Project 2025: A nearly 1000-page document published by right wing strategists in 2023 proposing what policies a Republican president could implement if they won the next election. Project 2025 was the latest installment in the “Mandate for Leadership” series published since 1981 by the Heritage Foundation. The Heritage Foundation is widely considered the most important Republican think tank in the country, and the vision it lays out in Project 2025 involves the destruction of vital social services and an overhaul of the structure of the federal government to lock-in right wing policies. Russel Vought, who was appointed by Trump to lead the Office of Management and Budget, is considered the key architect of Project 2025.

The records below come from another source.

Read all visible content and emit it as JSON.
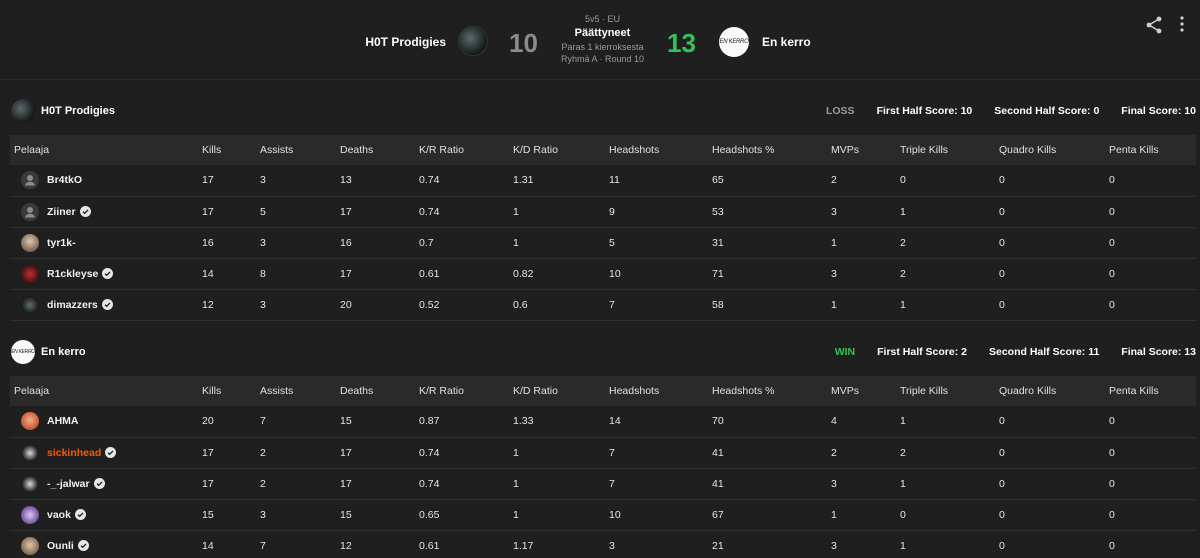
{
  "header": {
    "team_left": "H0T Prodigies",
    "team_right": "En kerro",
    "score_left": "10",
    "score_right": "13",
    "format": "5v5 · EU",
    "status": "Päättyneet",
    "best_of": "Paras 1 kierroksesta",
    "round_info": "Ryhmä A · Round 10",
    "team_right_logo_text": "EN KERRO",
    "colors": {
      "win": "#32c35a",
      "loss": "#8c8c8c",
      "highlight_player": "#ff5500"
    }
  },
  "columns": [
    "Pelaaja",
    "Kills",
    "Assists",
    "Deaths",
    "K/R Ratio",
    "K/D Ratio",
    "Headshots",
    "Headshots %",
    "MVPs",
    "Triple Kills",
    "Quadro Kills",
    "Penta Kills"
  ],
  "teams": [
    {
      "name": "H0T Prodigies",
      "result": "LOSS",
      "first_half": "First Half Score: 10",
      "second_half": "Second Half Score: 0",
      "final": "Final Score: 10",
      "players": [
        {
          "name": "Br4tkO",
          "verified": false,
          "avatar": "default",
          "stats": [
            "17",
            "3",
            "13",
            "0.74",
            "1.31",
            "11",
            "65",
            "2",
            "0",
            "0",
            "0"
          ]
        },
        {
          "name": "Ziiner",
          "verified": true,
          "avatar": "default",
          "stats": [
            "17",
            "5",
            "17",
            "0.74",
            "1",
            "9",
            "53",
            "3",
            "1",
            "0",
            "0"
          ]
        },
        {
          "name": "tyr1k-",
          "verified": false,
          "avatar": "portrait",
          "stats": [
            "16",
            "3",
            "16",
            "0.7",
            "1",
            "5",
            "31",
            "1",
            "2",
            "0",
            "0"
          ]
        },
        {
          "name": "R1ckleyse",
          "verified": true,
          "avatar": "red",
          "stats": [
            "14",
            "8",
            "17",
            "0.61",
            "0.82",
            "10",
            "71",
            "3",
            "2",
            "0",
            "0"
          ]
        },
        {
          "name": "dimazzers",
          "verified": true,
          "avatar": "dark",
          "stats": [
            "12",
            "3",
            "20",
            "0.52",
            "0.6",
            "7",
            "58",
            "1",
            "1",
            "0",
            "0"
          ]
        }
      ]
    },
    {
      "name": "En kerro",
      "result": "WIN",
      "first_half": "First Half Score: 2",
      "second_half": "Second Half Score: 11",
      "final": "Final Score: 13",
      "players": [
        {
          "name": "AHMA",
          "verified": false,
          "avatar": "orange",
          "stats": [
            "20",
            "7",
            "15",
            "0.87",
            "1.33",
            "14",
            "70",
            "4",
            "1",
            "0",
            "0"
          ]
        },
        {
          "name": "sickinhead",
          "verified": true,
          "avatar": "mono",
          "highlight": true,
          "stats": [
            "17",
            "2",
            "17",
            "0.74",
            "1",
            "7",
            "41",
            "2",
            "2",
            "0",
            "0"
          ]
        },
        {
          "name": "-_-jalwar",
          "verified": true,
          "avatar": "mono",
          "stats": [
            "17",
            "2",
            "17",
            "0.74",
            "1",
            "7",
            "41",
            "3",
            "1",
            "0",
            "0"
          ]
        },
        {
          "name": "vaok",
          "verified": true,
          "avatar": "purple",
          "stats": [
            "15",
            "3",
            "15",
            "0.65",
            "1",
            "10",
            "67",
            "1",
            "0",
            "0",
            "0"
          ]
        },
        {
          "name": "Ounli",
          "verified": true,
          "avatar": "face",
          "stats": [
            "14",
            "7",
            "12",
            "0.61",
            "1.17",
            "3",
            "21",
            "3",
            "1",
            "0",
            "0"
          ]
        }
      ]
    }
  ]
}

Budget reconciliation: A legislative process involved in passing the annual budget for the federal government. It is nominally a way for the Senate and the House of Representatives to resolve differences between their respective budget proposals, but the real significance of this procedure is that it allows the Senate to pass a bill with a 51-vote majority instead of a 60-vote majority. The 60-vote requirement is referred to as the filibuster. While it is not a law or in the constitution, the filibuster is a long-standing rule in the Senate that is mostly used as a way to block progressive legislation even if it has majority support. But a bill passed using the budget reconciliation process is exempt from the filibuster rule.
That means that measures that would otherwise not be able to pass the Senate can go forward if they are attached to the federal budget. Trump is demanding that all of his main priorities be packaged together in “one big, beautiful bill” that would be passed as part of the budget, and Republican leaders in Congress are working with him to make that happen. Congress has until March 14 to approve a budget, or else there will be a government shutdown.
Inspector General: An official assigned to a department of the federal government to ensure that proper ethical and legal procedures are being followed, and to audit the work of the agency to reduce waste and abuse of resources. This role was established by the Inspector General Act of 1978, passed as part of a string of reforms implemented after the Watergate scandal and other abuses during the Nixon administration.
In his first week in office, Trump fired 17 inspectors general assigned to various parts of the government. An Inspector General is supposed to function more as an independent watchdog than a partisan official of an administration, so this move eliminates potentially “disloyal” figures who could hamper Elon Musk’s DOGE takeover of the federal government.